Aired at HOME MCR, the on-the-fly documentary The Final Year, directed by Greg Barker, provides us with an unprecedentedly intimate insider’s look at the inner workings of the Obama administration in its last months; the not-so-distant past that gave way to the new Trump-era. In 2008, when the exhilarating news broke that Barack Hussein Obama became the 44th US president with a convincing victory, he made headlines as the first ever African-American POTUS. The world looked to him to restore the US economy amidst the global financial crisis and to redefine a fractured and troubled America. Obama’s two terms in office were eventful, to say the least. His eight years as president witnessed rounds of quantitative easing, his winning of the Nobel Peace Prize, the killing of Osama Bin Laden, the Occupy Wall Street protests, the Arab Spring, the rise to prominence of the Daesh and Boko Haram, growing racial tensions in the US, an increasingly rising China and the historic rapprochement between the US and Cuba.

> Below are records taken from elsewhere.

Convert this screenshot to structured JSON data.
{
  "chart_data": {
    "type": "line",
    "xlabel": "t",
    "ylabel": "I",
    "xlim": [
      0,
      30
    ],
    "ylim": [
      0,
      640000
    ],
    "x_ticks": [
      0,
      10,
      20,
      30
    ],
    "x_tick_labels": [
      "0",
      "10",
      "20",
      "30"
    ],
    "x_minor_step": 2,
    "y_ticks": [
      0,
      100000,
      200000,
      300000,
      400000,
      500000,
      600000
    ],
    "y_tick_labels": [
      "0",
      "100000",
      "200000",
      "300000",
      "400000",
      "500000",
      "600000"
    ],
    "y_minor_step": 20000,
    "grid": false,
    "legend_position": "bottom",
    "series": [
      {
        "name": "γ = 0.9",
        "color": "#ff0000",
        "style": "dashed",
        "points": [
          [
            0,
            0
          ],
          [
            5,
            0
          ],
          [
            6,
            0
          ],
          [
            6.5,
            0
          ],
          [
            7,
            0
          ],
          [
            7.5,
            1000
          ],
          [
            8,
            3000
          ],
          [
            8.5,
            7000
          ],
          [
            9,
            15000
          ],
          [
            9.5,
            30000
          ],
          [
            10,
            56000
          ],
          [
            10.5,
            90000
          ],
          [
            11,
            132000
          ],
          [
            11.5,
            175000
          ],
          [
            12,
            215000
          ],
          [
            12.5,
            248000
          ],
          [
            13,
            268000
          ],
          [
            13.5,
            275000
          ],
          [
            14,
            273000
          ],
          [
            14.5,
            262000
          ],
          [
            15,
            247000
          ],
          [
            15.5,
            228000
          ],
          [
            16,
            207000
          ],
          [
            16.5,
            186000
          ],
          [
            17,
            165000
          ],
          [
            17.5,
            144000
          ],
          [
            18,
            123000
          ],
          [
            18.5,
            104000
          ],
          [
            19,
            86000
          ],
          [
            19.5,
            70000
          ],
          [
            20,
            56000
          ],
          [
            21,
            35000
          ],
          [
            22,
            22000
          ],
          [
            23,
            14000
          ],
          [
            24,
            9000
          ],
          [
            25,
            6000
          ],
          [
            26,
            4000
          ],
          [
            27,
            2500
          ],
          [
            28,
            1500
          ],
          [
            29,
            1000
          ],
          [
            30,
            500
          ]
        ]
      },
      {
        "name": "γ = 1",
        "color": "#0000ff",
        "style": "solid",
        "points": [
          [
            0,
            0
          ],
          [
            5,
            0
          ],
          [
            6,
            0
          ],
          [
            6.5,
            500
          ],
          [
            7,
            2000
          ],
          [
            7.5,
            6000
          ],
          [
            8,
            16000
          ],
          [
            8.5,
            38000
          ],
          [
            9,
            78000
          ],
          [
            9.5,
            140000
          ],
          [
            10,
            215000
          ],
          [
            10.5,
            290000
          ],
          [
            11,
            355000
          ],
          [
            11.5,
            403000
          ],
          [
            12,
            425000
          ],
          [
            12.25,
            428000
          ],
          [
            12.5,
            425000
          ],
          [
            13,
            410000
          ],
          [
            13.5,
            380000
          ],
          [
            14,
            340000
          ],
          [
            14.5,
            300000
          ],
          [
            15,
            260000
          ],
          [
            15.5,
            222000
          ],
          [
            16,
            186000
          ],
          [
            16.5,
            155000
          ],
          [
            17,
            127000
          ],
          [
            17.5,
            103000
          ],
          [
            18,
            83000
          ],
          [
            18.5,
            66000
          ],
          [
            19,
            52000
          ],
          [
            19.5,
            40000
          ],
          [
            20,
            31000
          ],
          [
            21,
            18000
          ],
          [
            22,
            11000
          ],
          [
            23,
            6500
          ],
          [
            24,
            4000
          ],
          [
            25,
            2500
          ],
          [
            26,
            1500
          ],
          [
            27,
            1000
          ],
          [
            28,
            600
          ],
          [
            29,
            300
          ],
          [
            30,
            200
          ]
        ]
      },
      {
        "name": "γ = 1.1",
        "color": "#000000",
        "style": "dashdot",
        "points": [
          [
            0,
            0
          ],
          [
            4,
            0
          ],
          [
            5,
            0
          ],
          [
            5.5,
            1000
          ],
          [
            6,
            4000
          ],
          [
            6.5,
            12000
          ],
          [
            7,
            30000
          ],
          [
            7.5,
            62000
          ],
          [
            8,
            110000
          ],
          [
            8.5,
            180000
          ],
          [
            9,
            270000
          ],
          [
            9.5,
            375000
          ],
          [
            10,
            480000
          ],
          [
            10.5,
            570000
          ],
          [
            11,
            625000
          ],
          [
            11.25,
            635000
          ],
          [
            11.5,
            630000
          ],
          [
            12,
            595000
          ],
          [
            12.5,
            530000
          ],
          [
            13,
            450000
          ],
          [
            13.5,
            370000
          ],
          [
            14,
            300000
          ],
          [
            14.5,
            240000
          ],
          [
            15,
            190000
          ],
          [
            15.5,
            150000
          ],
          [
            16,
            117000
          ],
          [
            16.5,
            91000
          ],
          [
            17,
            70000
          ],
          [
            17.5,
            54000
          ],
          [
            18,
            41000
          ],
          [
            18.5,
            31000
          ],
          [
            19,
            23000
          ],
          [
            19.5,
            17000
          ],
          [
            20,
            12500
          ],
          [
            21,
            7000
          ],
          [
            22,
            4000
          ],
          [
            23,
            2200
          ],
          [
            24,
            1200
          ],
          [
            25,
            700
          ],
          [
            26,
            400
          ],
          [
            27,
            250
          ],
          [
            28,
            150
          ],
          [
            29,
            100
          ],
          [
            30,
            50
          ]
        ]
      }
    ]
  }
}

Future generations will judge Obama’s political legacy and decide his place in US history. There is, however, little doubt that when he left office (noticeably more pensive and with grey hair) the America that Donald Trump became president of had never been more divided along ideological, class, and racial lines. This makes it all the more fascinating, in The Final Year, to get a closer look at the people who made up the Obama administration in that remarkable year of transition.

The documentary gives the audience unprecedented access to the White House and State Departments, and centres on the foreign policy team picked by Obama: Secretary of State John Kerry, UN Ambassador Samantha Power, Deputy National Security Advisor and speech writer Ben Rhodes as well as the National Security Advisor Susan Rice and Obama himself. The film tracks this team, covering the period from January 2016 all the way to January 2017. The Final Year tracks how the men and women essential to the Obama administration travelled the world in an often desperate bid to ‘lock in’ their policies, solidify the administration’s legacy, and tie up loose ends. Tying up those loose ends, as The Final Year shows, was doomed to be challenged (if not completely repealed) when power was handed to Trump who was, and is, hellbent on undoing everything this administration had attempted to institute and preserve.

As reflexively congratulatory as the documentary may be at some times, in its repeated focus on diplomacy, engagement, and citizenry it does crystallise the ideas that were fundamental to, and championed by, Obama. The documentary’s central figures often speak directly to the camera and make impassioned cases for the importance of diplomacy in world affairs regardless of the possibility of military ‘solutions’. The documentary tells a fascinating story about the major players in the Obama administration and there was no denying the sense of gaining access to a world that would otherwise have remained behind closed doors. Some of this is simply the human dimension: Ben Rhodes’ habit of putting his feet up when he thinks, last minute speech writing, and the sudden presence of Trump’s twitter feed, even then, in a meeting between Chinese President Xi Jinping and Obama.

The documentary — 1h 29min in length — ends on a slightly sombre note as Republican Donald Trump ‘trumped’ Democrat Hillary Clinton in the 2016 presidential election, much to the chagrin and detriment of the Obama team. The otherwise articulate Ben Rhodes was speechless. The Final Year is fast-paced, illuminating and engaging at every turn and closes on Obama’s team moving out of their offices and Obama’s somewhat haunting remark that ‘History really doesn’t follow a straight line. It zigs and zags’. He was certainly right.